4. Die „Sanktionen des Westens“ gegen Russland aufgrund des Ukraine-Krieges werden vor allem als Embargo der fossilen Energieträger geführt. Zudem gibt es Schwierigkeiten beim Ersatz der russischen Lieferungen vor allem von Gas. Doch gerade dies beschleunigt die Teuerung der Energie aufgrund der spekulativen Verknappung des Angebots.
Die explodierenden Kosten werden durch die Preissteigerungen bei Energie, Lebensmittel und anderen Waren und Dienstleistungen vor allem von den Armen und den Arbeitenden bezahlt.
Die „Lohn-Preis-Spirale“, wie sie von Kapitalseite als Begründung ins Feld geführt wird, ist Propaganda. Im Vorfeld der Inflation gab es keine „Hochlohnpolitik“. Die Preise folgen nicht den Löhnen, sondern umgekehrt. Seit Jahren liegen die Tarifabschlüsse unter der Inflationsentwicklung.
Was tun?
Unser Referent führte die gleitende Lohnskala ins Feld, um einen Ausgleich zwischen Löhnen und Inflation durchsetzen zu können. Eine Anpassung sämtlicher Löhne und Sozialleistungen (Hartz IV, Rente, Wohngeld etc.) an die Preisentwicklung sei eine historisch wirksame Gegenmaßnahme zum Schutz der Reallöhne vor der Inflation.
Die gleitende Lohnskala wurde in Europa mehrfach erprobt. Etwa in Frankreich von 1952 - 82 und in Italien von 1975 - 92. Sie ist noch immer in Kraft in Belgien seit 1919/20 und in Luxemburg seit 1921.
Der Referent beschrieb detailliert wie der Bestimmungsmechanismus über den Warenkorb und den Schwellenindex in beiden Ländern funktioniert. Das sind erfolgreiche Beispiele einer Inflationsbekämpfung im Interesse der Mehrheit und ein Kampfmittel von unten gegen die Preistreiberei. Allerdings kann der Mechanismus der gleitenden Lohnskala nicht Auseinandersetzungen um Tarifverträge ersetzen.
Ergänzt werden sollte die gleitende Lohnskala durch eine gleitende Skala der Arbeitszeit, wie sie im Übergangsprogramm der IV. Internationale gefordert wird.
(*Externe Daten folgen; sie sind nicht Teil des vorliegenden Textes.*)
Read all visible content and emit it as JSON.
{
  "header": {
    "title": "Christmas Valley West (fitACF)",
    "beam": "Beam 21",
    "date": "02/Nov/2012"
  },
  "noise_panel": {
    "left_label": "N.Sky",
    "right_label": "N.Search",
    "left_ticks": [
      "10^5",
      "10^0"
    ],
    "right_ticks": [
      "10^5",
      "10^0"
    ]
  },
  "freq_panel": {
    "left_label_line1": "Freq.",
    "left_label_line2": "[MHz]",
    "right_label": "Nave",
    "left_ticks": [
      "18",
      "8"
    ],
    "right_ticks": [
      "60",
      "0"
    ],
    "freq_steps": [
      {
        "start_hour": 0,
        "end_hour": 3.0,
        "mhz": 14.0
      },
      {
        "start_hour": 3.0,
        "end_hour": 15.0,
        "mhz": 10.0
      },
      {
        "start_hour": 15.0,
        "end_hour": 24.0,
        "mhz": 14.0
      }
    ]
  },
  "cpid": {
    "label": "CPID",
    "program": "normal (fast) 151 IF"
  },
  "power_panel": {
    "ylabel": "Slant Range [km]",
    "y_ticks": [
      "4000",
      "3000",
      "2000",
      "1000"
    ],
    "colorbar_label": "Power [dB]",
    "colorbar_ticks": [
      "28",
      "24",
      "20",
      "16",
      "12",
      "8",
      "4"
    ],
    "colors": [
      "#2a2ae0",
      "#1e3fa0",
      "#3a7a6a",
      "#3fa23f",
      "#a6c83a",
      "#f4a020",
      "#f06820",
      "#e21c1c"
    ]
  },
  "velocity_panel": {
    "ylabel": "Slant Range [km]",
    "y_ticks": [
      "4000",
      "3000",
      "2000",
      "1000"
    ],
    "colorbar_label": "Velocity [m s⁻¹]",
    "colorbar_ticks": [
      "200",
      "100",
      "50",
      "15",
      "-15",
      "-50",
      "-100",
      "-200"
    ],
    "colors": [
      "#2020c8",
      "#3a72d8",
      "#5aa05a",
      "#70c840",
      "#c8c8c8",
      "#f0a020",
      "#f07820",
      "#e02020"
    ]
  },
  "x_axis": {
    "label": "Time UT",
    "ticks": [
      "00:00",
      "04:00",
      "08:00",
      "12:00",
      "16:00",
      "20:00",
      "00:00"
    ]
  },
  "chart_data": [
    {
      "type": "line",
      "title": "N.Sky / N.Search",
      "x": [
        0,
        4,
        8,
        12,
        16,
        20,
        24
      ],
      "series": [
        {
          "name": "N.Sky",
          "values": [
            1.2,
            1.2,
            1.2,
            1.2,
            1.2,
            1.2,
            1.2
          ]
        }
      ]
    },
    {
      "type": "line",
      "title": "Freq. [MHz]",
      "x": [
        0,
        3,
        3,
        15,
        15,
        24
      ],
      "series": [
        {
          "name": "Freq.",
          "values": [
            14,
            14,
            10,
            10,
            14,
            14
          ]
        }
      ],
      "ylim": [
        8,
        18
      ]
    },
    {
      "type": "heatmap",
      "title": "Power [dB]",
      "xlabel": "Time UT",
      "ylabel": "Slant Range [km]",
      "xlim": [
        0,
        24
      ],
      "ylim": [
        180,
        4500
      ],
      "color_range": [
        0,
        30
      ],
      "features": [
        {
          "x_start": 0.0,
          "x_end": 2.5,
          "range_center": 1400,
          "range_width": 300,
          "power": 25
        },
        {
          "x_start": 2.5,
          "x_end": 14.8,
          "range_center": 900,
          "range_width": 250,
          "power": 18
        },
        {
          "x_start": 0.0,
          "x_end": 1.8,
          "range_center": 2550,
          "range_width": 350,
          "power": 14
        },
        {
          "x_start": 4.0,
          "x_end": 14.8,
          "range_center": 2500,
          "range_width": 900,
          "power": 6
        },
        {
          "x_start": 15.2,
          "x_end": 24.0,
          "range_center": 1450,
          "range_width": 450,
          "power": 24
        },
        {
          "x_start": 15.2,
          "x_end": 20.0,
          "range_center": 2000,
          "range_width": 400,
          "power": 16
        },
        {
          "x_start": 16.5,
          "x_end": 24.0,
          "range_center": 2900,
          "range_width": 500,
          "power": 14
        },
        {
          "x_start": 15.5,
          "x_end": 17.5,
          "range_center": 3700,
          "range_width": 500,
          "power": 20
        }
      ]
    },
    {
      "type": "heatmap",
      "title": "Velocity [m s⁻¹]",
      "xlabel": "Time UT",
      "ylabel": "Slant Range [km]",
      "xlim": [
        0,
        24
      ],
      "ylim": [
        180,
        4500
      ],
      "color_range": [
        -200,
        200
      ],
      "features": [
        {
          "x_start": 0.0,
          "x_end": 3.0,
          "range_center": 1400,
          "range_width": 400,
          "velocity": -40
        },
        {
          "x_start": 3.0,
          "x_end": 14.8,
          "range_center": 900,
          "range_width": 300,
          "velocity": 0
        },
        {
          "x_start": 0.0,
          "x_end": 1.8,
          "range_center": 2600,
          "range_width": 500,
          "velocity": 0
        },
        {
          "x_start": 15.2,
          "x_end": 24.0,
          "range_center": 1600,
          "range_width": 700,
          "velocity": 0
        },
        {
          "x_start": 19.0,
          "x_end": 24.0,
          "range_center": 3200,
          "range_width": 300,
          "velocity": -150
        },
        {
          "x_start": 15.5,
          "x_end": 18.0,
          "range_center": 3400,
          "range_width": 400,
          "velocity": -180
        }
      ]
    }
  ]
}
Die verfügbare Arbeit wird dann solange verkürzt, bis alle bei vollem Lohn- und Personalausgleich Arbeit finden können.
Doch um diese Gegenmaßnahmen durchzusetzen, braucht es massenhafte Bewegung von unten.
Fruchtbare Diskussion
In der anschließenden Diskussion wurden die Fragen gestellt: Wie seid Ihr von der Inflation betroffen? Wie fällt sie auf? Was seid Ihr bereit dagegen zu tun? Welche Möglichkeiten seht Ihr? Welche Ideen habt Ihr?
Ergebnis des Austauschs war, dass alle in irgendeiner Form die Teuerungen zu spüren bekommen. Aber auch dass eine gewisse Lähmung spürbar ist, etwas dagegen zu tun. Die Preissteigerungen sind eine Realität, auf die wir noch keine Antwort durch die Aktion gefunden haben.
Proteste, Energiepreisstreik, Tarifpolitik – das gemeinsame Handeln ist als Idee vorhanden. Doch fehlt es bisher weitgehend an kollektiver Aktion durch Demos und Streiks. Ein erster Schritt könnte es sein, die laufenden und bevorstehenden gewerkschaftlichen Entgelttarifrunden zu unterstützen. Ein zweiter, die gleitende Lohnskala zu popularisieren. Ein dritter, eine kollektive Gegenbewegung zu initiieren, die zu einer breiten sozialen Front gegen die Preistreiberei und ihre Profiteure führt.
Es müssen und können Wege gegen die „Profit-Preis-Spirale“ gefunden werden, um die verbreitete Lähmung zu überwinden. So das Fazit unseres sehr gewinnbringenden Diskussionsabends.